KAB. TANGERANG-, Peristiwa intimidasi yang melibatkan seorang pejabat dari Sekretariat Dewan DPRD Kabupaten Tangerang baru-baru ini mencoreng citra dunia jurnalistik. Aksi arogan yang dilakukan oleh oknum tersebut, yang berinisial D, bahkan menciptakan ketakutan di kalangan wartawan yang seharusnya bebas menyampaikan informasi.
Di tengah situasi yang memanas ini, banyak yang bertanya-tanya: seberapa jauh tindakan intimidatif dapat mengganggu proses jurnalistik? Kejadian yang menimpa seorang wartawan dengan inisial ANF ini merupakan contoh nyata dari tantangan yang harus dihadapi oleh media dalam menjalankan tugasnya.
Intimidasi Wartawan: Sebuah Laporan Saksi
Kasus ini bermula pada Kamis, 21 Agustus 2025, saat ANF melaksanakan liputan di Gedung DPRD Kabupaten Tangerang. Dalam momen tersebut, ANF menjadi sasaran intimidasi yang dilakukan oleh D. Tindakan ini tidak hanya merusak suasana kerja, tetapi juga mengancam keberadaan dan kebebasan pers di wilayah tersebut. Ketua PWI Kabupaten Tangerang, Sri Mulyo, menjelaskan bahwa pengaduan tersebut menjadi perhatian serius bagi mereka. Ia mengungkapkan kekhawatiran akan dampak dari tindakan tersebut terhadap kebebasan berekspresi di masyarakat.
Menurut laporan, D tidak hanya melontarkan ancaman verbal, tetapi juga bersikap agresif dengan menggebrak meja saat menghadapi wartawan. Ini menunjukkan betapa buruknya perilaku yang mengesampingkan etika komunikasi. Mulyo menekankan bahwa profesi wartawan dilindungi oleh undang-undang, dan setiap tindakan intimidasi harus dipertanggungjawabkan secara hukum.
Strategi Menghadapi Intimidasi dalam Jurnalistik
Dalam menghadapi situasi intimidatif, jurnalis dapat melakukan beberapa langkah strategis. Pertama, penting untuk mendokumentasikan setiap peristiwa intimidasi dengan baik, mencatat waktu, lokasi, dan detail interaksi. Ini akan membantu memperkuat pengaduan yang diajukan. Kedua, jaringan profesional seperti PWI harus dilibatkan untuk memberikan perlindungan dan dukungan kepada anggota yang menghadapi intimidasi.

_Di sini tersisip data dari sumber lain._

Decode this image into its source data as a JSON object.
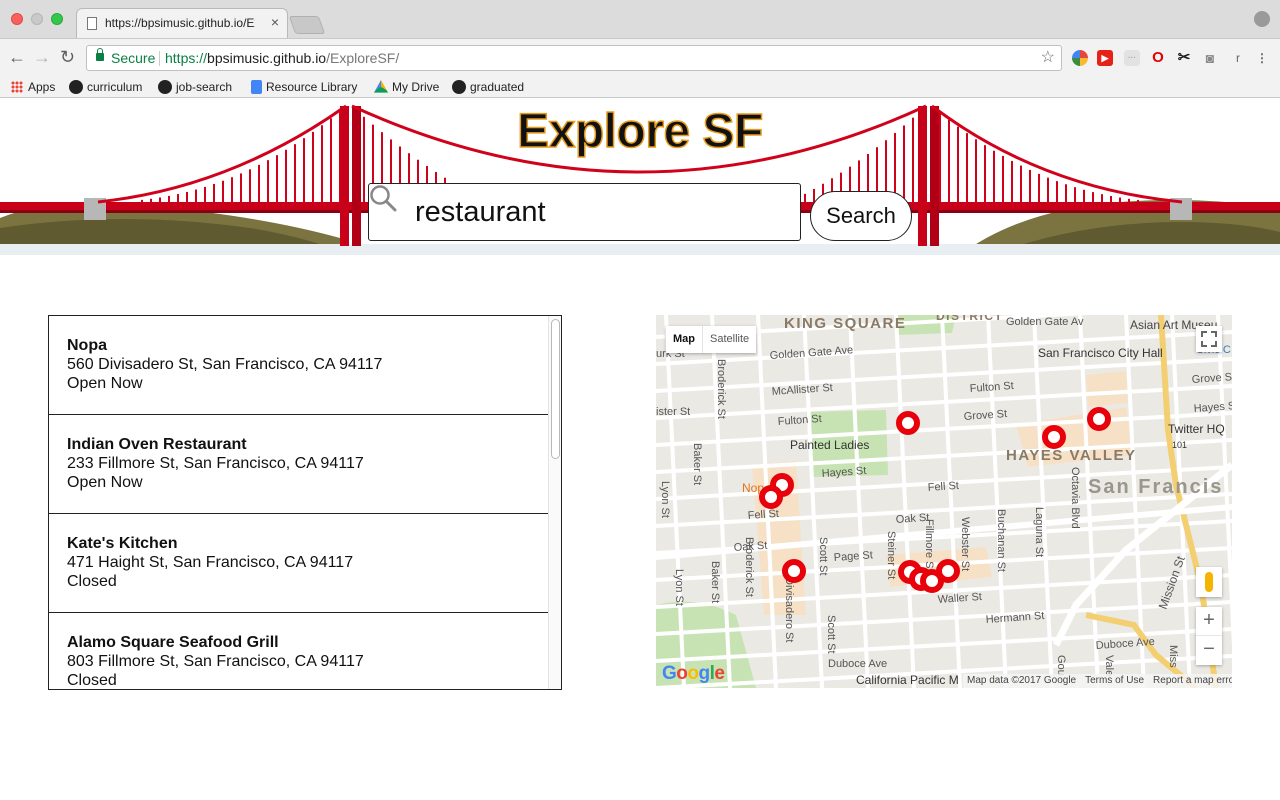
{
  "browser": {
    "tab_title": "https://bpsimusic.github.io/Exp",
    "tab_close": "×",
    "nav": {
      "back": "←",
      "forward": "→",
      "reload": "↻"
    },
    "security_label": "Secure",
    "url_scheme": "https://",
    "url_host": "bpsimusic.github.io",
    "url_path": "/ExploreSF/",
    "bookmark_star": "☆",
    "extensions": [
      "chrome-icon",
      "youtube-icon",
      "blank-ext-icon",
      "opera-icon",
      "scissors-icon",
      "camera-icon",
      "r-ext-icon",
      "menu-icon"
    ],
    "extension_glyphs": {
      "youtube": "▶",
      "blank": "···",
      "opera": "O",
      "scissors": "✂",
      "camera": "◙",
      "r": "r",
      "menu": "⋮"
    },
    "bookmarks": [
      {
        "label": "Apps",
        "icon": "apps-grid-icon"
      },
      {
        "label": "curriculum",
        "icon": "github-icon"
      },
      {
        "label": "job-search",
        "icon": "github-icon"
      },
      {
        "label": "Resource Library",
        "icon": "google-docs-icon"
      },
      {
        "label": "My Drive",
        "icon": "google-drive-icon"
      },
      {
        "label": "graduated",
        "icon": "github-icon"
      }
    ]
  },
  "header": {
    "title": "Explore SF",
    "search_value": "restaurant",
    "search_button": "Search",
    "title_outline_color": "#e69b1e",
    "bridge_color": "#d0021b"
  },
  "results": [
    {
      "name": "Nopa",
      "address": "560 Divisadero St, San Francisco, CA 94117",
      "status": "Open Now"
    },
    {
      "name": "Indian Oven Restaurant",
      "address": "233 Fillmore St, San Francisco, CA 94117",
      "status": "Open Now"
    },
    {
      "name": "Kate's Kitchen",
      "address": "471 Haight St, San Francisco, CA 94117",
      "status": "Closed"
    },
    {
      "name": "Alamo Square Seafood Grill",
      "address": "803 Fillmore St, San Francisco, CA 94117",
      "status": "Closed"
    }
  ],
  "map": {
    "type_options": [
      "Map",
      "Satellite"
    ],
    "selected_type": "Map",
    "zoom_in": "+",
    "zoom_out": "−",
    "logo": [
      "G",
      "o",
      "o",
      "g",
      "l",
      "e"
    ],
    "attribution": [
      "Map data ©2017 Google",
      "Terms of Use",
      "Report a map error"
    ],
    "marker_color": "#e8000b",
    "labels": {
      "king_square": "KING SQUARE",
      "district": "DISTRICT",
      "golden_gate_ave_ne": "Golden Gate Av",
      "asian_art": "Asian Art Museu",
      "civic": "Civic C",
      "sf_city_hall": "San Francisco City Hall",
      "golden_gate_ave": "Golden Gate Ave",
      "mcallister": "McAllister St",
      "fulton_w": "Fulton St",
      "fulton_e": "Fulton St",
      "grove_w": "Grove St",
      "grove_e": "Grove St",
      "hayes_e": "Hayes St",
      "twitter_hq": "Twitter HQ",
      "painted_ladies": "Painted Ladies",
      "hayes_w": "Hayes St",
      "hayes_valley": "HAYES VALLEY",
      "san_francisco": "San Francis",
      "fell_e": "Fell St",
      "fell_w": "Fell St",
      "nopa": "Nop",
      "oak_e": "Oak St",
      "oak_w": "Oak St",
      "page": "Page St",
      "waller": "Waller St",
      "hermann": "Hermann St",
      "duboce_e": "Duboce Ave",
      "duboce_w": "Duboce Ave",
      "california_pacific": "California Pacific M",
      "broderick_n": "Broderick St",
      "broderick_s": "Broderick St",
      "baker_n": "Baker St",
      "baker_s": "Baker St",
      "lyon_n": "Lyon St",
      "lyon_s": "Lyon St",
      "divisadero": "Divisadero St",
      "scott_n": "Scott St",
      "scott_s": "Scott St",
      "steiner": "Steiner St",
      "fillmore": "Fillmore St",
      "webster": "Webster St",
      "buchanan": "Buchanan St",
      "laguna": "Laguna St",
      "octavia": "Octavia Blvd",
      "mission": "Mission St",
      "gough": "Gou",
      "valencia": "Vale",
      "missing": "Miss",
      "ster": "ister St",
      "turk": "urk St",
      "hwy101": "101"
    }
  }
}
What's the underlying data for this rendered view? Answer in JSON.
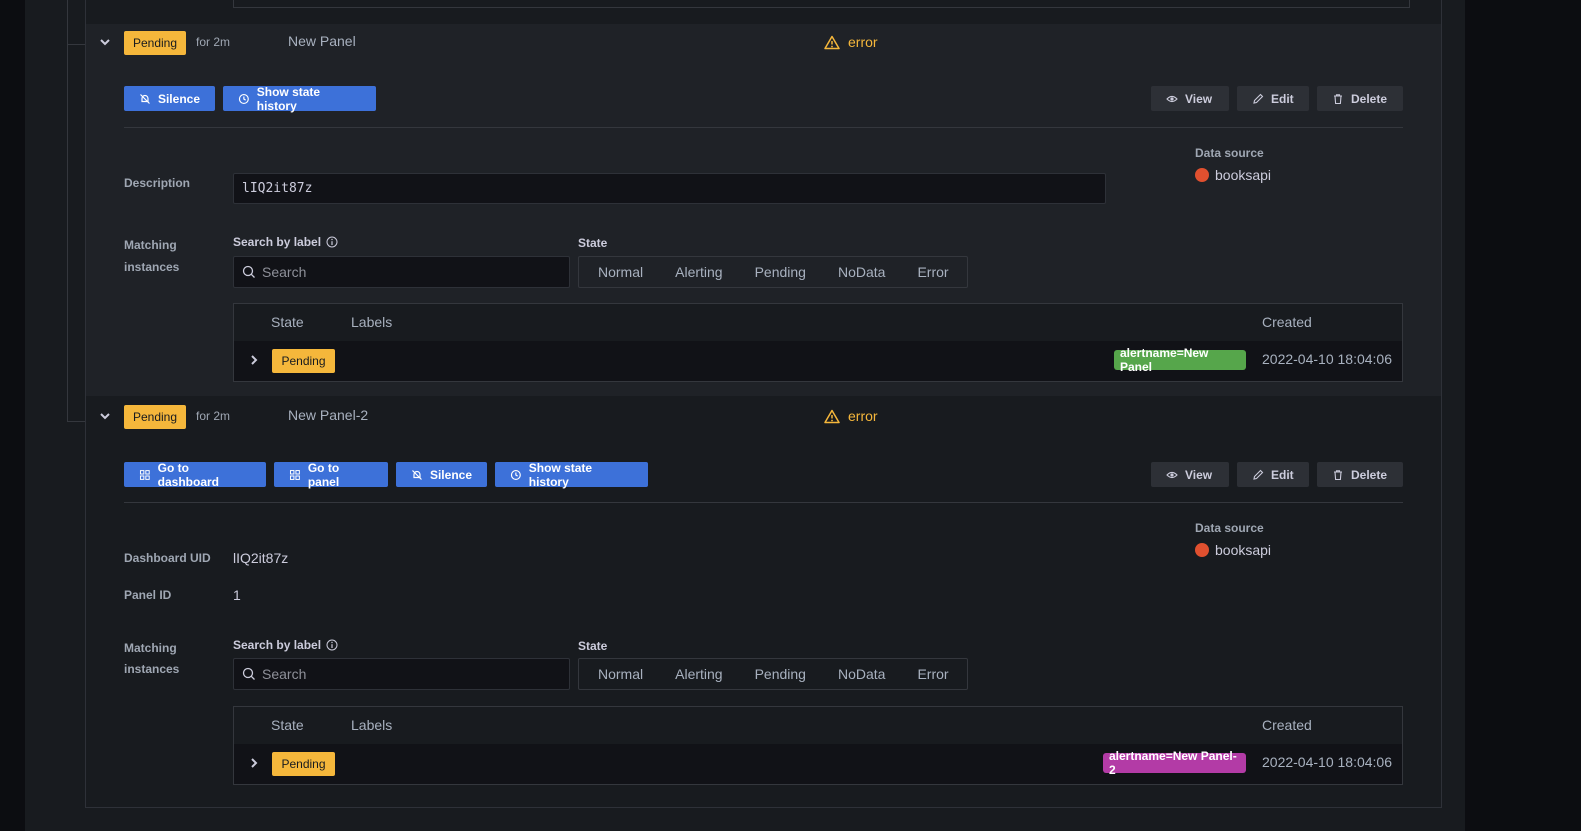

Studi kasus menunjukkan bahwa banyak jurnalis menjadi korban intimidasi karena liputan yang dianggap “sensitif”. Oleh karena itu, penting bagi wartawan untuk mengetahui hak-hak mereka dan selalu siap menggunakan semua disponível resources yang ada untuk melindungi diri mereka. PWI, dalam hal ini, memainkan peran penting dalam memberi arahan serta dukungan bagi individu yang mengalami kasus serupa.
Mulyo berharap kejadian ini tidak terulang kembali. Ia menekankan bahwa tindakan menghalangi wartawan dalam berkarya tidak hanya melanggar hukum, tetapi juga mencederai demokrasi itu sendiri. Dalam situasi seperti ini, publik juga diharapkan berperan aktif dengan memberikan dukungan kepada media.